Dalam pernyataan resminya, FOMC menyebut indikator yang tersedia menunjukkan aktivitas ekonomi masih tumbuh dengan laju moderat. Pertumbuhan lapangan kerja melambat tahun ini dan tingkat pengangguran sedikit meningkat namun tetap rendah hingga Agustus. Inflasi juga meningkat sejak awal tahun dan masih berada di level tinggi.
Komite menyampaikan kekhawatiran terhadap kondisi pasar tenaga kerja yang mulai menunjukkan risiko penurunan dalam beberapa bulan terakhir.
Sebelum data ekonomi ditunda, tanda-tanda perlambatan sudah terlihat. Pemutusan hubungan kerja memang masih terbatas, namun laju perekrutan menurun, sementara inflasi tetap jauh di atas target tahunan The Fed sebesar 2%. Laporan terakhir indeks harga konsumen menunjukkan inflasi tahunan mencapai 3%, dipicu kenaikan biaya energi dan barang-barang yang terdampak tarif Trump.
Selain menurunkan suku bunga, The Fed juga menghentikan pengurangan kepemilikan obligasi senilai total US$6,6 triliun.
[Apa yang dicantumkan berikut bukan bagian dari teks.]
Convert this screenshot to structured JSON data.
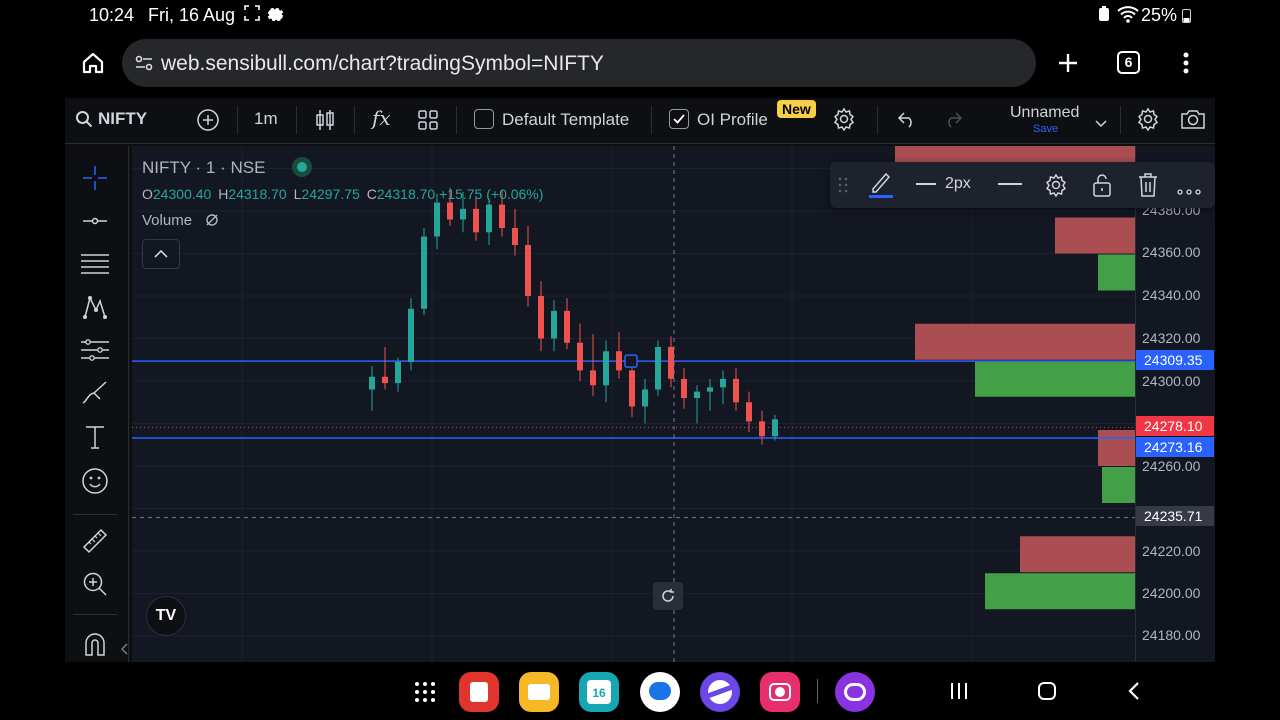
{
  "status": {
    "time": "10:24",
    "date": "Fri, 16 Aug",
    "battery": "25%"
  },
  "browser": {
    "url": "web.sensibull.com/chart?tradingSymbol=NIFTY",
    "tab_count": "6"
  },
  "toolbar": {
    "symbol": "NIFTY",
    "interval": "1m",
    "fx_label": "fx",
    "template_label": "Default Template",
    "oi_profile_label": "OI Profile",
    "new_badge": "New",
    "layout_name": "Unnamed",
    "save_label": "Save"
  },
  "legend": {
    "title": "NIFTY · 1 · NSE",
    "o_label": "O",
    "o": "24300.40",
    "h_label": "H",
    "h": "24318.70",
    "l_label": "L",
    "l": "24297.75",
    "c_label": "C",
    "c": "24318.70",
    "change": "+15.75 (+0.06%)",
    "volume_label": "Volume"
  },
  "drawing_toolbar": {
    "width_label": "2px"
  },
  "price_axis": {
    "ticks": [
      "24380.00",
      "24360.00",
      "24340.00",
      "24320.00",
      "24300.00",
      "24260.00",
      "24220.00",
      "24200.00",
      "24180.00"
    ],
    "tag_blue_top": "24309.35",
    "tag_red": "24278.10",
    "tag_blue_bottom": "24273.16",
    "tag_crosshair": "24235.71"
  },
  "colors": {
    "up": "#26a69a",
    "down": "#ef5350",
    "accent": "#2962ff",
    "oi_call": "#ab4e52",
    "oi_put": "#43a047"
  },
  "chart_data": {
    "type": "candlestick",
    "series": [
      {
        "name": "NIFTY",
        "ohlc": [
          [
            24296,
            24307,
            24286,
            24302
          ],
          [
            24302,
            24316,
            24296,
            24299
          ],
          [
            24299,
            24311,
            24295,
            24309
          ],
          [
            24309,
            24339,
            24305,
            24334
          ],
          [
            24334,
            24372,
            24331,
            24368
          ],
          [
            24368,
            24388,
            24362,
            24384
          ],
          [
            24384,
            24391,
            24373,
            24376
          ],
          [
            24376,
            24389,
            24370,
            24381
          ],
          [
            24381,
            24387,
            24366,
            24370
          ],
          [
            24370,
            24386,
            24364,
            24383
          ],
          [
            24383,
            24390,
            24368,
            24372
          ],
          [
            24372,
            24381,
            24359,
            24364
          ],
          [
            24364,
            24373,
            24335,
            24340
          ],
          [
            24340,
            24347,
            24314,
            24320
          ],
          [
            24320,
            24338,
            24314,
            24333
          ],
          [
            24333,
            24339,
            24315,
            24318
          ],
          [
            24318,
            24327,
            24300,
            24305
          ],
          [
            24305,
            24322,
            24293,
            24298
          ],
          [
            24298,
            24319,
            24290,
            24314
          ],
          [
            24314,
            24323,
            24301,
            24305
          ],
          [
            24305,
            24309,
            24283,
            24288
          ],
          [
            24288,
            24301,
            24280,
            24296
          ],
          [
            24296,
            24319,
            24293,
            24316
          ],
          [
            24316,
            24321,
            24297,
            24301
          ],
          [
            24301,
            24306,
            24287,
            24292
          ],
          [
            24292,
            24298,
            24280,
            24295
          ],
          [
            24295,
            24301,
            24286,
            24297
          ],
          [
            24297,
            24305,
            24289,
            24301
          ],
          [
            24301,
            24306,
            24286,
            24290
          ],
          [
            24290,
            24295,
            24276,
            24281
          ],
          [
            24281,
            24286,
            24270,
            24274
          ],
          [
            24274,
            24284,
            24272,
            24282
          ]
        ]
      }
    ],
    "oi_profile": [
      {
        "price": 24400,
        "calls": 240
      },
      {
        "price": 24360,
        "calls": 80,
        "puts": 37
      },
      {
        "price": 24310,
        "calls": 220,
        "puts": 160
      },
      {
        "price": 24260,
        "calls": 37,
        "puts": 33
      },
      {
        "price": 24210,
        "calls": 115,
        "puts": 150
      }
    ]
  }
}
Program QT sejauh ini memangkas sekitar US$2,3 triliun dari portofolio surat utang pemerintah dan sekuritas berbasis hipotek. Dalam catatan resmi, The Fed menyatakan hasil dari surat berharga yang jatuh tempo akan dialihkan ke surat utang jangka pendek.
Langkah penghentian QT ini sudah diantisipasi pasar sejak beberapa pekan terakhir. Sejak pandemi Covid-19, neraca keuangan The Fed membengkak dari sekitar US$4 triliun menjadi hampir US$9 triliun. Powell sebelumnya menyebut meskipun neraca perlu dikurangi, ia tidak memperkirakan akan kembali ke level sebelum pandemi.
Analis Evercore ISI Krishna Guha memperkirakan The Fed bisa kembali membeli aset pada awal 2026 untuk mendukung pertumbuhan organik jika kondisi pasar berubah.
Kebijakan pelonggaran moneter ini tergolong jarang dilakukan di tengah ekonomi yang masih ekspansif dan pasar saham yang sedang naik. Namun indeks saham utama Wall Street terus mencetak rekor baru, didorong lonjakan saham teknologi besar dan musim laporan keuangan yang kuat.
Sejarah menunjukkan pasar saham sering tetap menguat saat The Fed menurunkan suku bunga, meski kebijakan longgar juga berisiko memicu inflasi yang lebih tinggi.